En racontant les mésaventures d’un ancien agrégé de lettres, devenu employé d’un hypermarché, Christophe Rioux brosse un tableau à la fois amusant et inquiétant de notre époque. Argent roi, société de consommation, « horreur salariale » L’auteur pousse la logique contemporaine de marchandisation et de déshumanisation jusqu’à l’absurde, dans un style qui ne manque ni d’élégance ni d’humour. Son sens de la formule et du décalage surréaliste font mouche jusqu’à ce que l’intrigue, malheureusement, sombre dans le grand-guignolesque…

en librairie depuis le 04/02/2009

- par Frédéric VIAUX -

 

- CANDIDE au royaume de l'achat impulsif -

Le personnage principal de cette Tête De Gondole s’appelle Victor. Glorieux prénom qui vient contredire son destin de loser… Démissionnaire de l’Éducation nationale après avoir proposé à ses élèves l’étude d’un texte trop poétique et suggestif, le voici contraint de se « vendre au grand capital », de se « prostituer dans le privé ».
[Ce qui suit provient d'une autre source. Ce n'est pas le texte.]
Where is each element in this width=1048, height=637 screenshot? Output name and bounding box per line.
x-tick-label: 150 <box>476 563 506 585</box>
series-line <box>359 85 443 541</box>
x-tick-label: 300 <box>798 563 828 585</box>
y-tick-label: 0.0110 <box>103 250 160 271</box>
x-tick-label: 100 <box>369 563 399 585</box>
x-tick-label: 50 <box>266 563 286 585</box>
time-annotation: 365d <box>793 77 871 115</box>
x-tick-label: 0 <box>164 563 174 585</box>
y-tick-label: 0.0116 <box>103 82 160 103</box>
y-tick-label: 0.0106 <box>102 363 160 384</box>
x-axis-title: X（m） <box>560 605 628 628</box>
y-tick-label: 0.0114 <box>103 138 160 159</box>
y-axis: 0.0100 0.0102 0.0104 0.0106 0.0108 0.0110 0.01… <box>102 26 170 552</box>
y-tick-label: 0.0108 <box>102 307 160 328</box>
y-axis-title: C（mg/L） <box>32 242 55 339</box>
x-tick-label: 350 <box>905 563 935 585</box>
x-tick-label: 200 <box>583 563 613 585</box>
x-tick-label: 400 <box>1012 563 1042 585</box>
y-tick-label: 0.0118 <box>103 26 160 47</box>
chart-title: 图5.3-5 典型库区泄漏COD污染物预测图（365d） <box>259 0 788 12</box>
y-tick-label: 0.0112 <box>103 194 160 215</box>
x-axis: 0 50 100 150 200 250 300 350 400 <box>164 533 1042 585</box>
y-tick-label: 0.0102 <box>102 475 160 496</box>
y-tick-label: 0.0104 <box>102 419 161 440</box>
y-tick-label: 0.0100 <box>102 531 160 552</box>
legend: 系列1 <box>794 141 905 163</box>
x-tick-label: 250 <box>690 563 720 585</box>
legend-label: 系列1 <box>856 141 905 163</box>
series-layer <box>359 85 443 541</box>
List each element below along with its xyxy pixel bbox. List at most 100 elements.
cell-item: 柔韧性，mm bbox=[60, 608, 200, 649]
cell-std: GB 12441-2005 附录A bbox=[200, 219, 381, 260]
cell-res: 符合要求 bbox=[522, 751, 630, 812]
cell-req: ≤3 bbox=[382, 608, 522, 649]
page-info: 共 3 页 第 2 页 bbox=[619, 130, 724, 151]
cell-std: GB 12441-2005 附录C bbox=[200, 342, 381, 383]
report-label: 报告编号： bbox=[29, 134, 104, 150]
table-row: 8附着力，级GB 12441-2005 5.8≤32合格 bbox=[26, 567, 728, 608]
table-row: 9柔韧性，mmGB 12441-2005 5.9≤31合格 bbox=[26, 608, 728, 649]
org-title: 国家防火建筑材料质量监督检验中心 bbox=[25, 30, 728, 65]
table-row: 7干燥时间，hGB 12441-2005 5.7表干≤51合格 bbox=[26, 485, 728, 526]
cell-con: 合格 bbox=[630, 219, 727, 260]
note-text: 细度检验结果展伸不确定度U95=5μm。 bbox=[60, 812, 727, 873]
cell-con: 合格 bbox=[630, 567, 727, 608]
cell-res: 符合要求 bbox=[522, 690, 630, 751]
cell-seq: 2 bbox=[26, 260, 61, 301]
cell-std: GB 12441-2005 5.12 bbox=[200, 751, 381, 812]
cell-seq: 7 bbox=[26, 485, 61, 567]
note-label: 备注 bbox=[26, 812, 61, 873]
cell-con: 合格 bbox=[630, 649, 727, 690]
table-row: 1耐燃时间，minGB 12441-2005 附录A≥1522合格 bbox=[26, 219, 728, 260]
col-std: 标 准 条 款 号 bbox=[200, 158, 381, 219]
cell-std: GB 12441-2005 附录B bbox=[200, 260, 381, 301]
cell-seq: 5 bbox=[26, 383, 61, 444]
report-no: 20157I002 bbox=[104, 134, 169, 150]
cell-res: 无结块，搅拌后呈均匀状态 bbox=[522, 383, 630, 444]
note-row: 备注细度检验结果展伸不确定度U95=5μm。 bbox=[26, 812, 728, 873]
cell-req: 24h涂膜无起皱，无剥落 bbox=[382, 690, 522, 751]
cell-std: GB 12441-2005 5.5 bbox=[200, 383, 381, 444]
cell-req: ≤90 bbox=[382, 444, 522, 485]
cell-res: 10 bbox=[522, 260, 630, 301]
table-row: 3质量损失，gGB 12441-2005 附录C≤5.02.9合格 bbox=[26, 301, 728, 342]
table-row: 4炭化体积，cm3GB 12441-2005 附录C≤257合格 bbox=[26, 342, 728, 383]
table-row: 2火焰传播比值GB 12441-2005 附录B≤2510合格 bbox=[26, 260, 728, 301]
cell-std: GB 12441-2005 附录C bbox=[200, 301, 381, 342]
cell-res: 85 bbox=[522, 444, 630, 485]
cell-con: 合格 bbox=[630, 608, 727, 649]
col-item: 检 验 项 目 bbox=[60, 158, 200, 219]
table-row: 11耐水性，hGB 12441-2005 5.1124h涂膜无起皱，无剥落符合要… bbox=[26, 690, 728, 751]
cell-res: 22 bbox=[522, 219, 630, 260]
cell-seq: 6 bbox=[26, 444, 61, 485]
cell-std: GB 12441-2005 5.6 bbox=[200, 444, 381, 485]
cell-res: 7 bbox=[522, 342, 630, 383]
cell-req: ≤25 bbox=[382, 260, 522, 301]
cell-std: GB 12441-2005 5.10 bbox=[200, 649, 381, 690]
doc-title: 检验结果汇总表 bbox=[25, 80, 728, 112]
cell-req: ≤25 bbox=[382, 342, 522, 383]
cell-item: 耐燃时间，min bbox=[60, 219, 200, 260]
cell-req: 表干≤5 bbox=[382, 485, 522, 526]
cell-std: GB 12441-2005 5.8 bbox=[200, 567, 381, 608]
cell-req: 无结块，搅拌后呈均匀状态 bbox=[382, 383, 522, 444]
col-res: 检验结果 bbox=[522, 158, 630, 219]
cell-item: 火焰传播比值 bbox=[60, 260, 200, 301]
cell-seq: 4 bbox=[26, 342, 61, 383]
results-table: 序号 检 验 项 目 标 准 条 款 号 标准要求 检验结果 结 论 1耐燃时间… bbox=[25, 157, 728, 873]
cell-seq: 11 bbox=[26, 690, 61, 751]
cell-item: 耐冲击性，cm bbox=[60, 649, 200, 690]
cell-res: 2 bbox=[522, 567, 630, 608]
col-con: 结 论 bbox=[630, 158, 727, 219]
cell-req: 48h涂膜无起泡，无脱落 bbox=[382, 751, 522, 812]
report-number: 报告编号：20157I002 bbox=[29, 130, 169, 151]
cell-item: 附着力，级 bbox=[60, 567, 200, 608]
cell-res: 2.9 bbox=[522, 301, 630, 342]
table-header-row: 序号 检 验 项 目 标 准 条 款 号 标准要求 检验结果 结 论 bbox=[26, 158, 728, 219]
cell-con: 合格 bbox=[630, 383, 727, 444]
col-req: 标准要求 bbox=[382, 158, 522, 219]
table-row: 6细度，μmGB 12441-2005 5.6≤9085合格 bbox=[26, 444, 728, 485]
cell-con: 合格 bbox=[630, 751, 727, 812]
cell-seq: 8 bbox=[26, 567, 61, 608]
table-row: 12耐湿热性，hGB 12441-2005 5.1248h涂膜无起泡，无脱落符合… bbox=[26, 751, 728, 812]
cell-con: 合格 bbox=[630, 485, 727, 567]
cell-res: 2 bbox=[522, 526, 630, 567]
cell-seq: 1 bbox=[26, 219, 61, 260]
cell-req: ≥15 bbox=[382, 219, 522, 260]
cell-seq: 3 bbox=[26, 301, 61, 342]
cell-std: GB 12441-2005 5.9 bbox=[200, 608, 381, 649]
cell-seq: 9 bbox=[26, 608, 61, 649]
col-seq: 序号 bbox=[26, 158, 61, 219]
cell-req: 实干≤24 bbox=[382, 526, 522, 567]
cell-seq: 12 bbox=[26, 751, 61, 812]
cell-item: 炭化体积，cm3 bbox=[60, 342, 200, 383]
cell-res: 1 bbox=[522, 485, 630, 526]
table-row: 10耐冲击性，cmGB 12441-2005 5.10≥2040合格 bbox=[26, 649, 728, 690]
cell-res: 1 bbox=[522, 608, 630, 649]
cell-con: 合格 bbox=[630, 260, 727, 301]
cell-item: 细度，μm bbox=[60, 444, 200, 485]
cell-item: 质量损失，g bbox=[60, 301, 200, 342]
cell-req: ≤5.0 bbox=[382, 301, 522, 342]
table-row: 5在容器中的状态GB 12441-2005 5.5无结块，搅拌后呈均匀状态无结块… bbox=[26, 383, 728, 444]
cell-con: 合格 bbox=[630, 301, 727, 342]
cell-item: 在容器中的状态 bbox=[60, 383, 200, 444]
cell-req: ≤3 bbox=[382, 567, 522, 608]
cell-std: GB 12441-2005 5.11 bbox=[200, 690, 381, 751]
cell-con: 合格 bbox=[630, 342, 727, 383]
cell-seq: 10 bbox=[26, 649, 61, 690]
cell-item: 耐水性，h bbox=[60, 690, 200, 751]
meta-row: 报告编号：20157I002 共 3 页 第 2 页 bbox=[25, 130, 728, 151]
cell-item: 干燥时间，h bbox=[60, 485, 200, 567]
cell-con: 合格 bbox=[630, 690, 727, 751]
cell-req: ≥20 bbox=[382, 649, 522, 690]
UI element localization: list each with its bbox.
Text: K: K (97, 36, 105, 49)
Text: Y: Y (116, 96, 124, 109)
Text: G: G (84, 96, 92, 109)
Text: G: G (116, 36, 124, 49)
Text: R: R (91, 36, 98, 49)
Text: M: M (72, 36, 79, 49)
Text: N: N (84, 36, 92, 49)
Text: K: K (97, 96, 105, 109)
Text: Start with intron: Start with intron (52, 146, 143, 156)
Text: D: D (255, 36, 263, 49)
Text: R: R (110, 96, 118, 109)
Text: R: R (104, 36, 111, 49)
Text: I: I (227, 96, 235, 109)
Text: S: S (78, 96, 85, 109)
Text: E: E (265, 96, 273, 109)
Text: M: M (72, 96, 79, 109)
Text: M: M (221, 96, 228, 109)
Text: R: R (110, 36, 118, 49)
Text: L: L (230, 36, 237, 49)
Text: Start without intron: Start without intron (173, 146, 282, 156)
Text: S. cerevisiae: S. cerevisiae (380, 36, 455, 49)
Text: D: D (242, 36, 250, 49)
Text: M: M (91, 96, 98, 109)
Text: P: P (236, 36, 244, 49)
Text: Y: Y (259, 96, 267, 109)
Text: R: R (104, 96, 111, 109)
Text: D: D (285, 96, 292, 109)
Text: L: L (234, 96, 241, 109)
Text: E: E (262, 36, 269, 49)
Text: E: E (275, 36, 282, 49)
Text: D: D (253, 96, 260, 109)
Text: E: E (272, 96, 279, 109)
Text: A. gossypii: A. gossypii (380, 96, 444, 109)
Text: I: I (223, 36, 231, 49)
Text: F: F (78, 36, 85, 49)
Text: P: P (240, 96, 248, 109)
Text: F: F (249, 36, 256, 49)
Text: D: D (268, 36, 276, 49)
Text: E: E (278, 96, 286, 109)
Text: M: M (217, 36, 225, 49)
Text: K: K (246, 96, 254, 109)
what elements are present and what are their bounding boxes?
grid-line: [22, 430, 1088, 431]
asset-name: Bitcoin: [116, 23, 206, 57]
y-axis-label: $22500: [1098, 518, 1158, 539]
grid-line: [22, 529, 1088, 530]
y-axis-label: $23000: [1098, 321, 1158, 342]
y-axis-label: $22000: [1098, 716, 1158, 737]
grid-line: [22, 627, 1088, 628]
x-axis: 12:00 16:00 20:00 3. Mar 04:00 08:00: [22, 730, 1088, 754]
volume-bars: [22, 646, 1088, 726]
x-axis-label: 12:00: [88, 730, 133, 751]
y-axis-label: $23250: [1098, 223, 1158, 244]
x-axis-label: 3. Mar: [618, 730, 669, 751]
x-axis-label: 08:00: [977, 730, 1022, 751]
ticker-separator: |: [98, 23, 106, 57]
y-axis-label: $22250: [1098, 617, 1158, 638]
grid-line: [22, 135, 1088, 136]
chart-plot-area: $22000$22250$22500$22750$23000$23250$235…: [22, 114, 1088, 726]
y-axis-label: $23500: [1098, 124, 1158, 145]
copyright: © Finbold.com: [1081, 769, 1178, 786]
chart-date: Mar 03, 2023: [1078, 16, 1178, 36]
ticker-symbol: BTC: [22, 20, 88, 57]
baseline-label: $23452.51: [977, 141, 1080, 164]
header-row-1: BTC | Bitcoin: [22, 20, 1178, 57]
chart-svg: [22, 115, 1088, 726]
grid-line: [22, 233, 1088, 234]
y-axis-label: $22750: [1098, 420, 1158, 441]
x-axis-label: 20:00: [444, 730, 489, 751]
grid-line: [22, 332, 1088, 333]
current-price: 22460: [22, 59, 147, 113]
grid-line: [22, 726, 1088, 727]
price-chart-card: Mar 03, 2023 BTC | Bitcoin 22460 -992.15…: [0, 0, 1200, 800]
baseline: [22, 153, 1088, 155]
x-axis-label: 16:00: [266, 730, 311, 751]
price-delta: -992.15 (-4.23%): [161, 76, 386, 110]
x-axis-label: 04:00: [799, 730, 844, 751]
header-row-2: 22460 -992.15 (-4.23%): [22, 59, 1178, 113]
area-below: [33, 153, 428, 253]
Toute la drôlerie du roman repose, dans un premier temps, sur l’inadaptation de Victor au marché du travail. Il est une sorte d’Hibernatus littéraire, « fossile d’une autre époque », confronté à une réalité qu’il regarde avec incrédulité. Ecrire une lettre de motivation, pour lui, revient à dire adieu aux « tournures alambiquées, références sous-jacentes à des mythes antiques, termes choisis pour leur rareté ou leur hermétisme au doux parfum de mystère mallarméen ». Et passer un entretien d’embauche tient de l’expérience kafkaïenne.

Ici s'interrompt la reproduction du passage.